Fariba Bogzaran, PhD
How can dreams help us when we are facing illness and death?
The “Amazing Dreamers” series of interviews in IASD’s DreamTime magazine puts the spotlight on inspirational dreamers who have dedicated their life’s work to dreaming. Here, Clare Johnson talks to dream researcher and visionary artist Fariba Bogzaran, who unlocks a dream that prepared her for both death and healing and which ultimately gave her and her artwork a new lease of life.
CJ: Fariba, why are dreams important in your life?
FB: My life was saved by my mother’s telepathic dream when I was an infant; in the middle of the night, she dreamed that someone was suffocating me. At that moment, I was indeed being suffocated as the cot blanket was over my head. The horror of the dream woke her up and there she found me motionless under the blanket, blue and purple from lack of oxygen. Dream awareness and creative action from dreams have not only contributed to who I am today, but they have created the person I became.
CJ: Could you share a ‘big’ dream with us?
‘On the Fringe of Death’
I am walking through a mansion that is falling apart. All the plaster is peeling off, the windows are shattered, the floor is uneven. There are many levels in this house. Through one level and staircase I see an opening into another world. It is beautiful and spacious. I am alone until I walk into a room. Four women are sitting in a chair in a circle facing each other. They are ‘fringing’ a raw canvas.
The atmosphere is very quiet and contemplative. It feels like they are cloistered nuns. A voice says that this is a vehicle of meditation. In the center is a table with all the strings from the raw canvas. In the slowness of time, I become lucid. I want to remember the scene. I stand there witnessing the calmness of their presence in light of the destruction of the mansion.
CJ: What did this dream teach you?
FB: I had this dream when I was battling a potentially fatal health situation. I had lost twenty pounds with no end in sight, and was facing many unpleasant symptoms. I was preparing myself for the inevitable.
One by one I was closing chapters in my life and was preparing to leave. I was also trying to slow time so I could be with life as long as possible. I was at my home in Hawaii and I would spend hours being with nature, floating in the sea, breathing in as much of life as possible. I had bought several raw canvases to do painting. I was preparing them by fringing the top and bottom, based on another dream in 2002 where I created a series of ‘carpet-like’ paintings.
Embodied Meditation
FB: Because I had so little energy, all I could do was fringe both sides of the canvases and leave them blank. After the dream above, I began fringing the canvas as a mode of meditation. I passed the three-inch ‘normal’ fringe where I would usually stop, but I continued one thread at a time. I would pay great attention to each thread and think of how my life was ‘hanging on a thread!’
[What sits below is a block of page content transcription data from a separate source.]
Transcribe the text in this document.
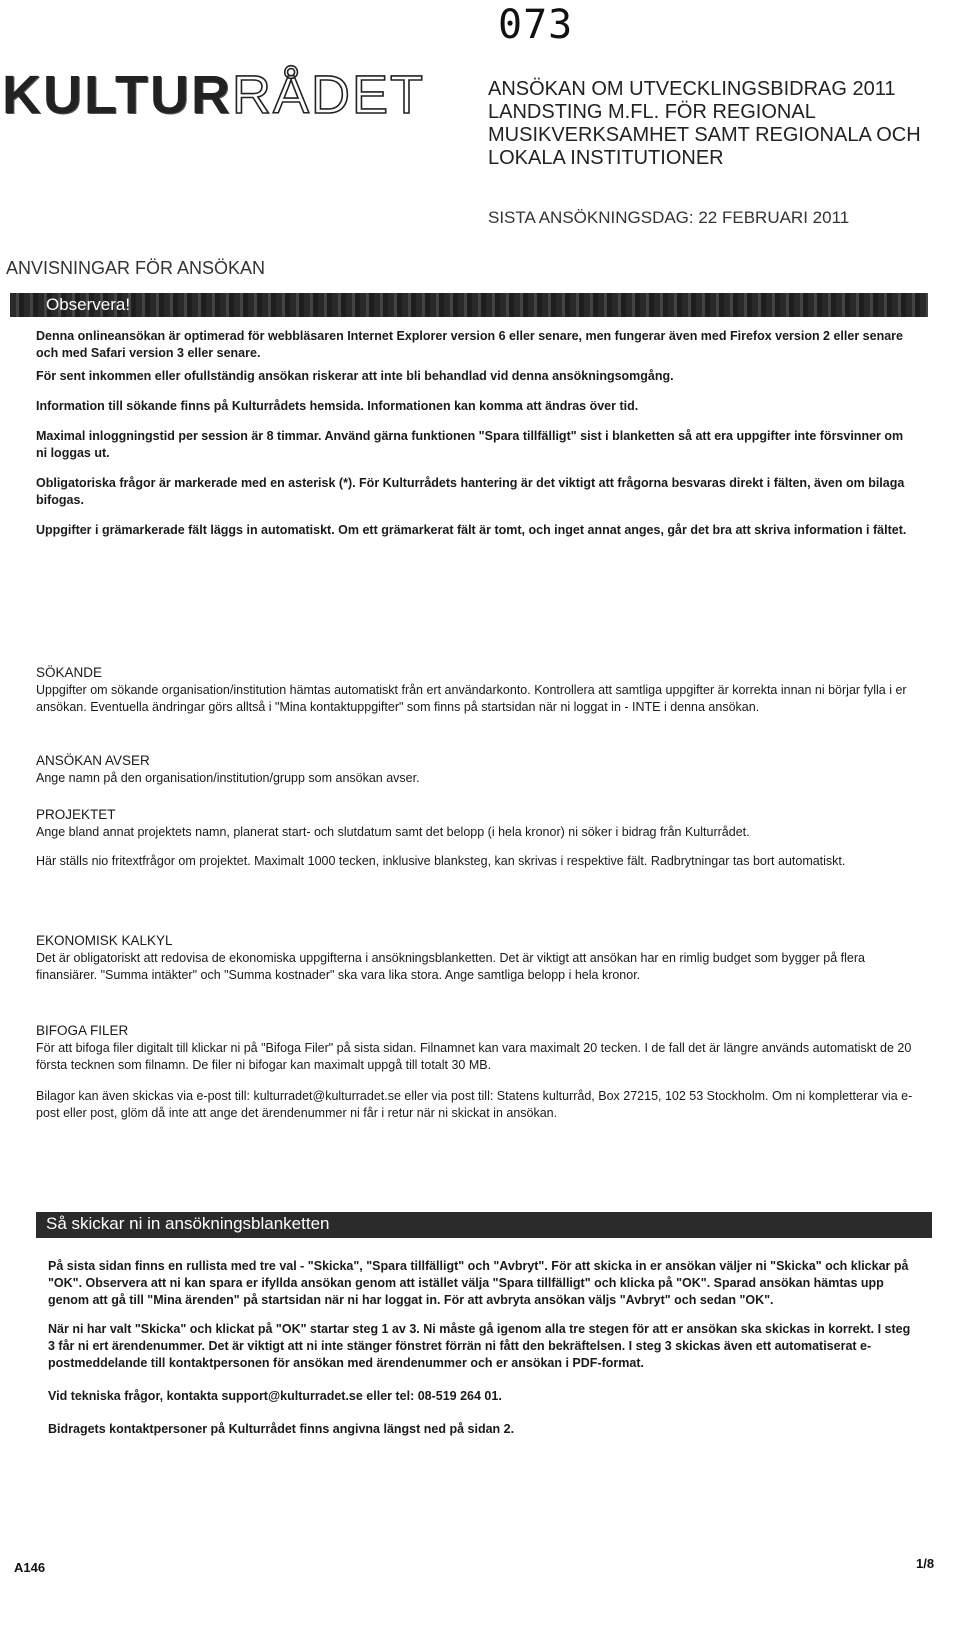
073
KULTURRÅDET	ANSÖKAN OM UTVECKLINGSBIDRAG 2011 LANDSTING M.FL. FÖR REGIONAL MUSIKVERKSAMHET SAMT REGIONALA OCH LOKALA INSTITUTIONER
SISTA ANSÖKNINGSDAG: 22 FEBRUARI 2011
ANVISNINGAR FÖR ANSÖKAN
Observera!

Denna onlineansökan är optimerad för webbläsaren Internet Explorer version 6 eller senare, men fungerar även med Firefox version 2 eller senare och med Safari version 3 eller senare.

För sent inkommen eller ofullständig ansökan riskerar att inte bli behandlad vid denna ansökningsomgång.

Information till sökande finns på Kulturrådets hemsida. Informationen kan komma att ändras över tid.

Maximal inloggningstid per session är 8 timmar. Använd gärna funktionen "Spara tillfälligt" sist i blanketten så att era uppgifter inte försvinner om ni loggas ut.

Obligatoriska frågor är markerade med en asterisk (*). För Kulturrådets hantering är det viktigt att frågorna besvaras direkt i fälten, även om bilaga bifogas.

Uppgifter i grämarkerade fält läggs in automatiskt. Om ett grämarkerat fält är tomt, och inget annat anges, går det bra att skriva information i fältet.

SÖKANDE

Uppgifter om sökande organisation/institution hämtas automatiskt från ert användarkonto. Kontrollera att samtliga uppgifter är korrekta innan ni börjar fylla i er ansökan. Eventuella ändringar görs alltså i "Mina kontaktuppgifter" som finns på startsidan när ni loggat in - INTE i denna ansökan.

ANSÖKAN AVSER

Ange namn på den organisation/institution/grupp som ansökan avser.

PROJEKTET

Ange bland annat projektets namn, planerat start- och slutdatum samt det belopp (i hela kronor) ni söker i bidrag från Kulturrådet.

Här ställs nio fritextfrågor om projektet. Maximalt 1000 tecken, inklusive blanksteg, kan skrivas i respektive fält. Radbrytningar tas bort automatiskt.

EKONOMISK KALKYL

Det är obligatoriskt att redovisa de ekonomiska uppgifterna i ansökningsblanketten. Det är viktigt att ansökan har en rimlig budget som bygger på flera finansiärer. "Summa intäkter" och "Summa kostnader" ska vara lika stora. Ange samtliga belopp i hela kronor.

BIFOGA FILER

För att bifoga filer digitalt till klickar ni på "Bifoga Filer" på sista sidan. Filnamnet kan vara maximalt 20 tecken. I de fall det är längre används automatiskt de 20 första tecknen som filnamn. De filer ni bifogar kan maximalt uppgå till totalt 30 MB.

Bilagor kan även skickas via e-post till: kulturradet@kulturradet.se eller via post till: Statens kulturråd, Box 27215, 102 53 Stockholm. Om ni kompletterar via e-post eller post, glöm då inte att ange det ärendenummer ni får i retur när ni skickat in ansökan.

Så skickar ni in ansökningsblanketten

På sista sidan finns en rullista med tre val - "Skicka", "Spara tillfälligt" och "Avbryt". För att skicka in er ansökan väljer ni "Skicka" och klickar på "OK". Observera att ni kan spara er ifyllda ansökan genom att istället välja "Spara tillfälligt" och klicka på "OK". Sparad ansökan hämtas upp genom att gå till "Mina ärenden" på startsidan när ni har loggat in. För att avbryta ansökan väljs "Avbryt" och sedan "OK".

När ni har valt "Skicka" och klickat på "OK" startar steg 1 av 3. Ni måste gå igenom alla tre stegen för att er ansökan ska skickas in korrekt. I steg 3 får ni ert ärendenummer. Det är viktigt att ni inte stänger fönstret förrän ni fått den bekräftelsen. I steg 3 skickas även ett automatiserat e-postmeddelande till kontaktpersonen för ansökan med ärendenummer och er ansökan i PDF-format.

Vid tekniska frågor, kontakta support@kulturradet.se eller tel: 08-519 264 01.

Bidragets kontaktpersoner på Kulturrådet finns angivna längst ned på sidan 2.

A146	1/8
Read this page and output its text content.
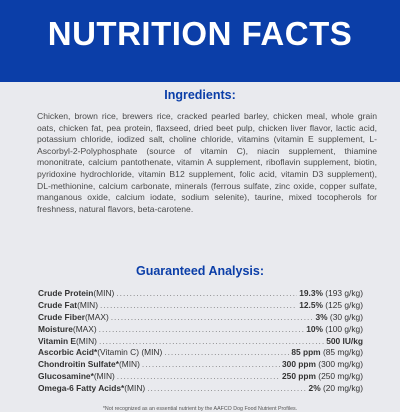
NUTRITION FACTS
Ingredients:

Chicken, brown rice, brewers rice, cracked pearled barley, chicken meal, whole grain oats, chicken fat, pea protein, flaxseed, dried beet pulp, chicken liver flavor, lactic acid, potassium chloride, iodized salt, choline chloride, vitamins (vitamin E supplement, L-Ascorbyl-2-Polyphosphate (source of vitamin C), niacin supplement, thiamine mononitrate, calcium pantothenate, vitamin A supplement, riboflavin supplement, biotin, pyridoxine hydrochloride, vitamin B12 supplement, folic acid, vitamin D3 supplement), DL-methionine, calcium carbonate, minerals (ferrous sulfate, zinc oxide, copper sulfate, manganous oxide, calcium iodate, sodium selenite), taurine, mixed tocopherols for freshness, natural flavors, beta-carotene.

Guaranteed Analysis:
Crude Protein (MIN) .....	19.3% (193 g/kg)
Crude Fat (MIN) .....	12.5% (125 g/kg)
Crude Fiber (MAX) .....	3% (30 g/kg)
Moisture (MAX) .....	10% (100 g/kg)
Vitamin E (MIN) .....	500 IU/kg
Ascorbic Acid* (Vitamin C) (MIN) .....	85 ppm (85 mg/kg)
Chondroitin Sulfate* (MIN) .....	300 ppm (300 mg/kg)
Glucosamine* (MIN) .....	250 ppm (250 mg/kg)
Omega-6 Fatty Acids* (MIN) .....	2% (20 mg/kg)

*Not recognized as an essential nutrient by the AAFCO Dog Food Nutrient Profiles.
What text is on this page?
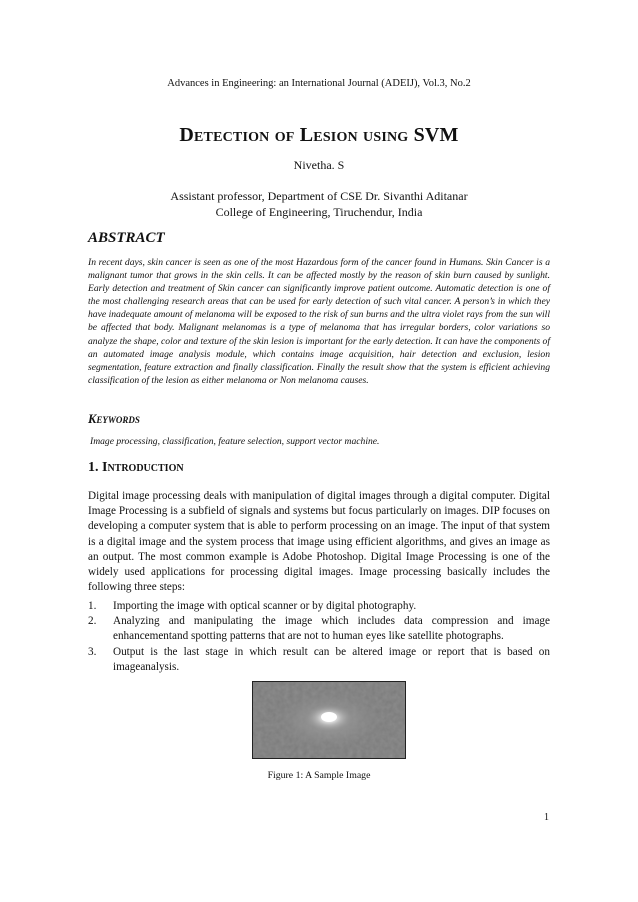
Advances in Engineering: an International Journal (ADEIJ), Vol.3, No.2
Detection of Lesion using SVM
Nivetha. S
Assistant professor, Department of CSE Dr. Sivanthi Aditanar
College of Engineering, Tiruchendur, India
ABSTRACT
In recent days, skin cancer is seen as one of the most Hazardous form of the cancer found in Humans. Skin Cancer is a malignant tumor that grows in the skin cells. It can be affected mostly by the reason of skin burn caused by sunlight. Early detection and treatment of Skin cancer can significantly improve patient outcome. Automatic detection is one of the most challenging research areas that can be used for early detection of such vital cancer. A person’s in which they have inadequate amount of melanoma will be exposed to the risk of sun burns and the ultra violet rays from the sun will be affected that body. Malignant melanomas is a type of melanoma that has irregular borders, color variations so analyze the shape, color and texture of the skin lesion is important for the early detection. It can have the components of an automated image analysis module, which contains image acquisition, hair detection and exclusion, lesion segmentation, feature extraction and finally classification. Finally the result show that the system is efficient achieving classification of the lesion as either melanoma or Non melanoma causes.
Keywords
Image processing, classification, feature selection, support vector machine.
1. Introduction
Digital image processing deals with manipulation of digital images through a digital computer. Digital Image Processing is a subfield of signals and systems but focus particularly on images. DIP focuses on developing a computer system that is able to perform processing on an image. The input of that system is a digital image and the system process that image using efficient algorithms, and gives an image as an output. The most common example is Adobe Photoshop. Digital Image Processing is one of the widely used applications for processing digital images. Image processing basically includes the following three steps:
1. Importing the image with optical scanner or by digital photography.
2. Analyzing and manipulating the image which includes data compression and image enhancementand spotting patterns that are not to human eyes like satellite photographs.
3. Output is the last stage in which result can be altered image or report that is based on imageanalysis.
Figure 1: A Sample Image
1
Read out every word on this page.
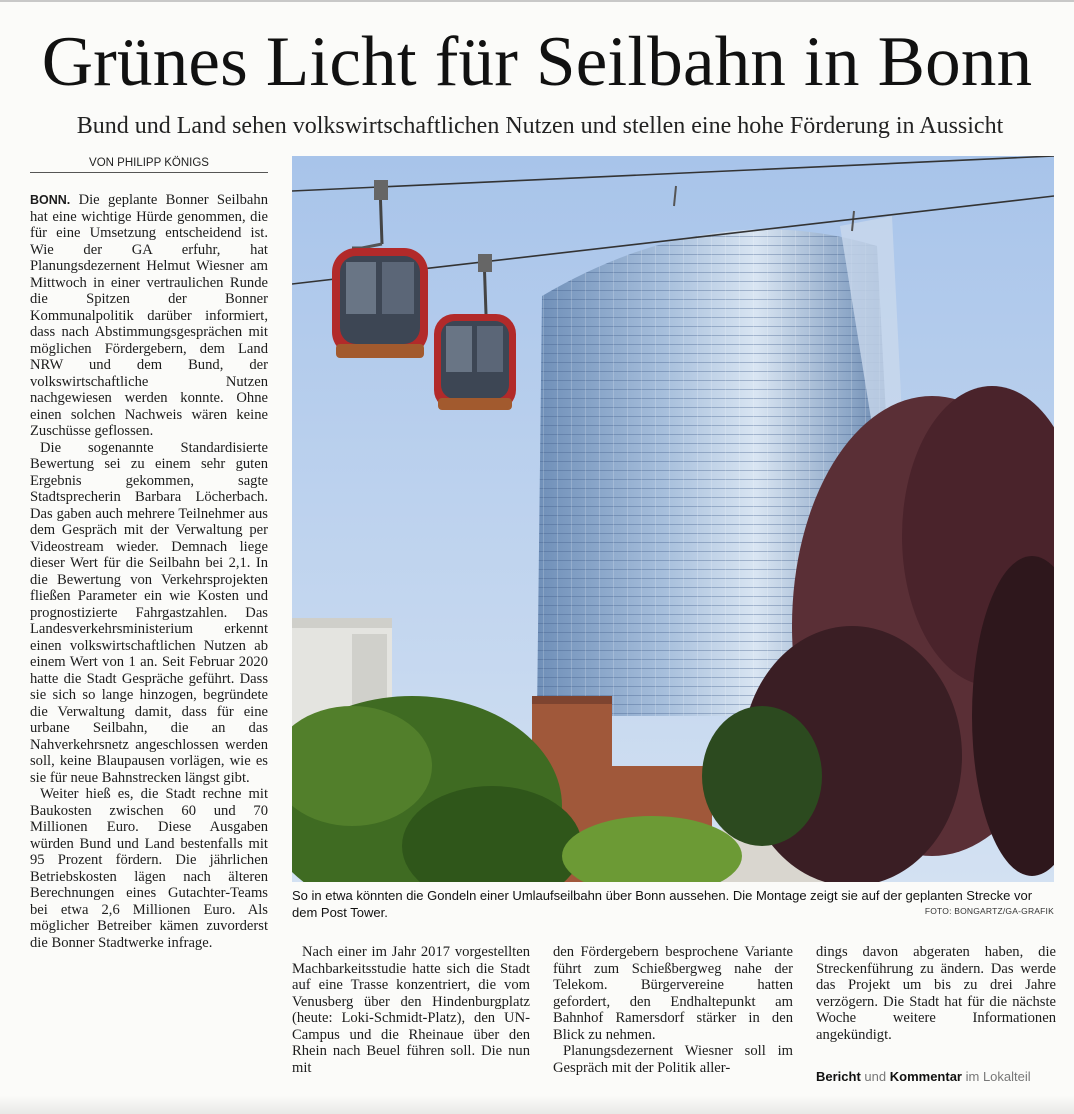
Grünes Licht für Seilbahn in Bonn
Bund und Land sehen volkswirtschaftlichen Nutzen und stellen eine hohe Förderung in Aussicht
VON PHILIPP KÖNIGS

BONN. Die geplante Bonner Seilbahn hat eine wichtige Hürde genommen, die für eine Umsetzung entscheidend ist. Wie der GA erfuhr, hat Planungsdezernent Helmut Wiesner am Mittwoch in einer vertraulichen Runde die Spitzen der Bonner Kommunalpolitik darüber informiert, dass nach Abstimmungsgesprächen mit möglichen Fördergebern, dem Land NRW und dem Bund, der volkswirtschaftliche Nutzen nachgewiesen werden konnte. Ohne einen solchen Nachweis wären keine Zuschüsse geflossen.

Die sogenannte Standardisierte Bewertung sei zu einem sehr guten Ergebnis gekommen, sagte Stadtsprecherin Barbara Löcherbach. Das gaben auch mehrere Teilnehmer aus dem Gespräch mit der Verwaltung per Videostream wieder. Demnach liege dieser Wert für die Seilbahn bei 2,1. In die Bewertung von Verkehrsprojekten fließen Parameter ein wie Kosten und prognostizierte Fahrgastzahlen. Das Landesverkehrsministerium erkennt einen volkswirtschaftlichen Nutzen ab einem Wert von 1 an. Seit Februar 2020 hatte die Stadt Gespräche geführt. Dass sie sich so lange hinzogen, begründete die Verwaltung damit, dass für eine urbane Seilbahn, die an das Nahverkehrsnetz angeschlossen werden soll, keine Blaupausen vorlägen, wie es sie für neue Bahnstrecken längst gibt.

Weiter hieß es, die Stadt rechne mit Baukosten zwischen 60 und 70 Millionen Euro. Diese Ausgaben würden Bund und Land bestenfalls mit 95 Prozent fördern. Die jährlichen Betriebskosten lägen nach älteren Berechnungen eines Gutachter-Teams bei etwa 2,6 Millionen Euro. Als möglicher Betreiber kämen zuvorderst die Bonner Stadtwerke infrage.

So in etwa könnten die Gondeln einer Umlaufseilbahn über Bonn aussehen. Die Montage zeigt sie auf der geplanten Strecke vor dem Post Tower.	FOTO: BONGARTZ/GA-GRAFIK

Nach einer im Jahr 2017 vorgestellten Machbarkeitsstudie hatte sich die Stadt auf eine Trasse konzentriert, die vom Venusberg über den Hindenburgplatz (heute: Loki-Schmidt-Platz), den UN-Campus und die Rheinaue über den Rhein nach Beuel führen soll. Die nun mit

den Fördergebern besprochene Variante führt zum Schießbergweg nahe der Telekom. Bürgervereine hatten gefordert, den Endhaltepunkt am Bahnhof Ramersdorf stärker in den Blick zu nehmen.

Planungsdezernent Wiesner soll im Gespräch mit der Politik aller-

dings davon abgeraten haben, die Streckenführung zu ändern. Das werde das Projekt um bis zu drei Jahre verzögern. Die Stadt hat für die nächste Woche weitere Informationen angekündigt.

Bericht und Kommentar im Lokalteil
At one point, the action began taking me inside a particular zone. I felt calm, relaxed, and experienced timelessness. All thoughts slowed down. I realized this action was very effective. It was embodied meditation. It was hard for the mind to wander. I felt the action was total mindfulness, an integral mindfulness!
Was I going to die or heal? I prepared for both.
New creation
FB: When my health made a turn around, I began making things with the fringes. What I released with the threads became an occasion for new creation; the beginning of a world I could never have imagined. Among many factors in my healing process, I attribute the wise elders’ method as one of the vehicles for my healing.
Now the dream has taken me into a new horizon. My home, studio and study are filled with hanging fringes, fringed white canvases. It is leading me to the creation of a new art form!